Receiving brain biofeedback or using audiovisual entrainment so clears up and sharpens my eyesight (what the paper authors in the below quote call “visual acuity”) that it’s like getting a new set of eyeballs. Although clinicians had explained my brain-injury-induced blurry vision a result of a tired brain and improved vision from neurostimulation increasing energy, it seems that it’s more about a specific electrophysiological effect.

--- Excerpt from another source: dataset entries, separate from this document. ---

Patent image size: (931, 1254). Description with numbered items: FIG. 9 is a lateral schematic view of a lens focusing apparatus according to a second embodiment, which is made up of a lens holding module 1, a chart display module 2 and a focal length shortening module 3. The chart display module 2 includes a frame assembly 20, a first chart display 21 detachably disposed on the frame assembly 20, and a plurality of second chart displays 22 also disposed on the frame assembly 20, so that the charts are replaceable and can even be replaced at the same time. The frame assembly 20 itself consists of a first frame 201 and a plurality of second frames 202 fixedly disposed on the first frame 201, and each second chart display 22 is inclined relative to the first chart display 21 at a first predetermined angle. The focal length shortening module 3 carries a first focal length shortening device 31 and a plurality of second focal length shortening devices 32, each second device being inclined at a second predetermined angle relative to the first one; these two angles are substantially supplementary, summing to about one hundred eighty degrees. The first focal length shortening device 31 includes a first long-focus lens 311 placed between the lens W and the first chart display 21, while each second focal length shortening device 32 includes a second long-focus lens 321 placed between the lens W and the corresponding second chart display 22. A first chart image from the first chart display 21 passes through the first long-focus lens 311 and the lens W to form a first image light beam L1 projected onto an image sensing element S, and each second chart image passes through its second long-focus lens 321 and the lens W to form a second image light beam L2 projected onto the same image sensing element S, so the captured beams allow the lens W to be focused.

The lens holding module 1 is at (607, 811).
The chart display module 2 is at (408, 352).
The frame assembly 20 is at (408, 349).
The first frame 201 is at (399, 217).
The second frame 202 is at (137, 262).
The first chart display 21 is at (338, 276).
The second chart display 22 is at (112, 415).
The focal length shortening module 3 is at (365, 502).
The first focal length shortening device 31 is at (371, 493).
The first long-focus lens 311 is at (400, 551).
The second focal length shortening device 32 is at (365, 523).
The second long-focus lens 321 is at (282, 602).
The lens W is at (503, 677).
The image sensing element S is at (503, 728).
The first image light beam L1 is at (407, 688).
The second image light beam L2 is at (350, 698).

““Brief repetitive low-frequency stimulation (2 Hz) is sufficient to induce a visual response potentiation that is expressed exclusively in visual cortex layer 4 and in response to a familiar stimulus. In contrast, brief, repetitive high-frequency stimulation (HFS, 20 Hz) is sufficient to induce a visual response potentiation that is expressed in all cortical layers and transfers to novel stimuli. HFS induces a long-term suppression of the activity of fast-spiking interneurons and primes ongoing gamma oscillatory rhythms for phase reset by subsequent visual stimulation. This novel form of generalized visual response enhancement induced by HFS is paralleled by an increase in visual acuity, measured as improved performance in a visual detection task.” See https://academic.oup.com/cercorcomms/article/2/2/tgab016/6157468
To Sum Up
Neurons get excited at higher frequencies and propagate activity deeper and farther than lower frequencies. This is also true for retinal ganglion cells — the neurons of the eyeballs that sit behind the light-and-colour detecting rods and cones.
So theoretically, if ghosts exist at the higher frequencies that film detects, they can directly stimulate neurons and retinal ganglion cells to create language, metaphors, visual, and auditory messages and other effects.
I mentioned the mind in the subtitle because I believe in dualism, that the brain and mind are two separate entities. Descartes is the most famous and original philosopher on putting forth this idea. David Chalmers calls this the hard problem because, despite all the writings on it, no one knows what the mind really is. Because of my brain injury, I experienced my mind telling my brain what to do until the two harmonized again after extensive treatments. It was an…interesting…experience.